To begin, we must ask: what makes us distinctive.  It is partly the losses we have incurred, physically and emotionally.  We cannot deny that.  If we do, we are giving in to ‘them.’  But look closely, my friends.  There’s something beautiful in the experience that is written into the lines of an older face.  There is something ancient, almost eternal, in the laughter when it comes forward.  What about the knowing glances in response to petty conflicts that we will no longer join.  What about the depth acceptance in our friendships.  There is wisdom in that acceptance.

When old people study and think about new subjects, there is a vast storehouse of knowledge and experience that they draw on, whether younger people want to benefit from that knowledge or not.  There is perspective and calm that lead to sound judgments.  There is wisdom in these judgments.  There is greater understanding that each, new sunrise is to be cherished.  Not in every old person, of course.  Not in as many old people as we might hope.  But this is the distinctive potential of old people who affirm themselves as they are, not as the absence of youth.

Baldwin tells us that, by being ourselves, we have the capacity to help others to see themselves more clearly.  Baldwin means that White people avoid themselves by externalizing their own fears and inadequacies.  By focusing their contempt and anger at Black people, White people can ignore the contempt and anger they feel towards themselves.  We see this in glaring form among the White Trump voters today, these defeated and abandoned men who momentarily lift their self-respect by venting their rage at immigrants, elites, and people of color.

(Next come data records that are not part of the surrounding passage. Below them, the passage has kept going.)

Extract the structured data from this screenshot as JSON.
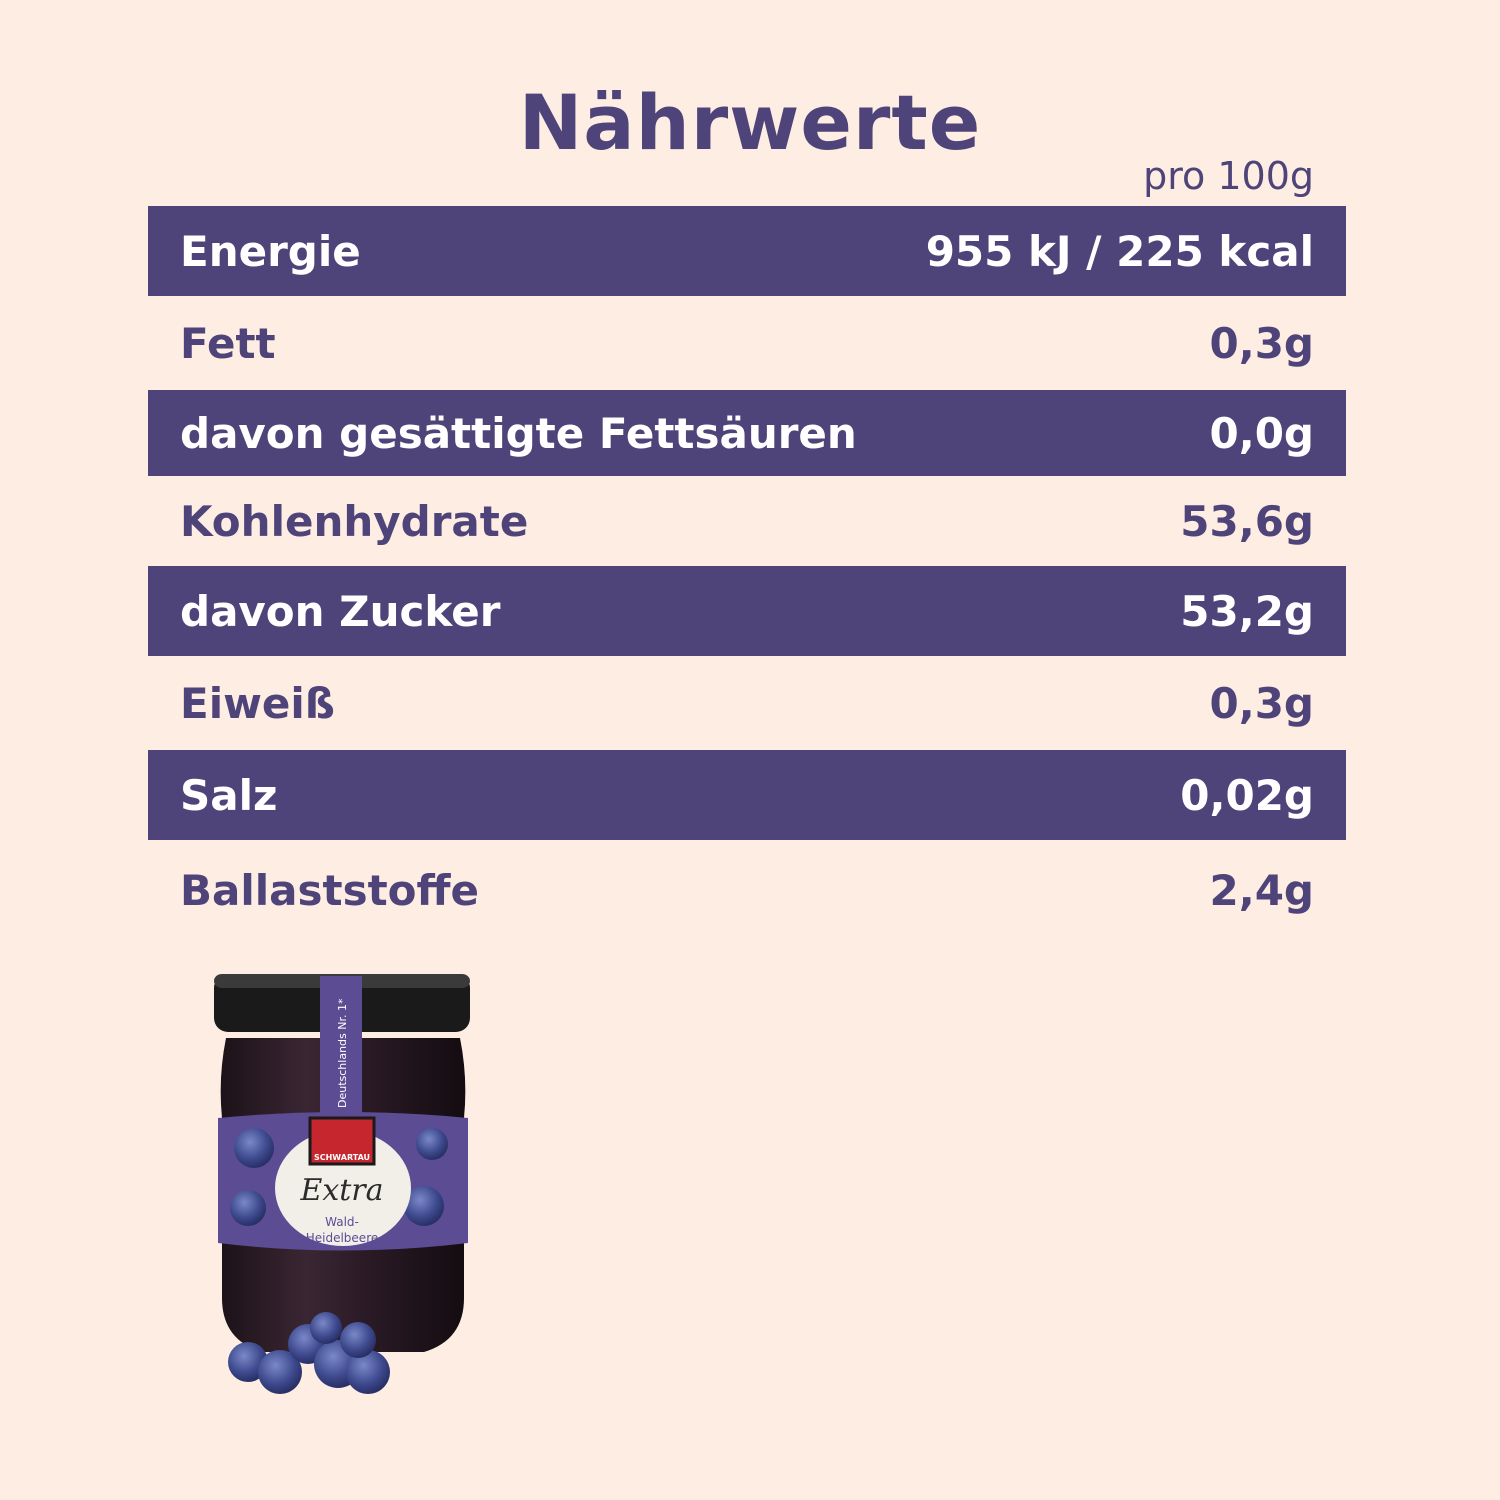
{
  "title": "Nährwerte",
  "per_label": "pro 100g",
  "rows": [
    {
      "label": "Energie",
      "value": "955 kJ / 225 kcal",
      "height": 90
    },
    {
      "label": "Fett",
      "value": "0,3g",
      "height": 94
    },
    {
      "label": "davon gesättigte Fettsäuren",
      "value": "0,0g",
      "height": 86
    },
    {
      "label": "Kohlenhydrate",
      "value": "53,6g",
      "height": 90
    },
    {
      "label": "davon Zucker",
      "value": "53,2g",
      "height": 90
    },
    {
      "label": "Eiweiß",
      "value": "0,3g",
      "height": 94
    },
    {
      "label": "Salz",
      "value": "0,02g",
      "height": 90
    },
    {
      "label": "Ballaststoffe",
      "value": "2,4g",
      "height": 100
    }
  ],
  "product": {
    "brand": "SCHWARTAU",
    "line": "Extra",
    "variety_line1": "Wald-",
    "variety_line2": "Heidelbeere",
    "side_text": "Deutschlands Nr. 1*"
  },
  "colors": {
    "background": "#fdede2",
    "accent": "#4f4479",
    "row_text_on_dark": "#ffffff"
  }
}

Young people, with our complicity, do the same to us.  They do not want to face their inadequacies and they do not want to know that they are human, that they, too, will grow old.  They don’t want to look directly at our wrinkled skin.  They spend inordinate hours trying to be beautiful because they fear being old and ugly.  They don’t say ugly but they mean ugly.  They don’t want to face their own future.

Our challenge is to help them to see the beauty of life through its many stages, through all of its pains and triumphs.  We have the opportunity to make them less afraid, and to help them to celebrate life’s full passage.  Not by preaching or teaching them directly but by being wholeheartedly ourselves.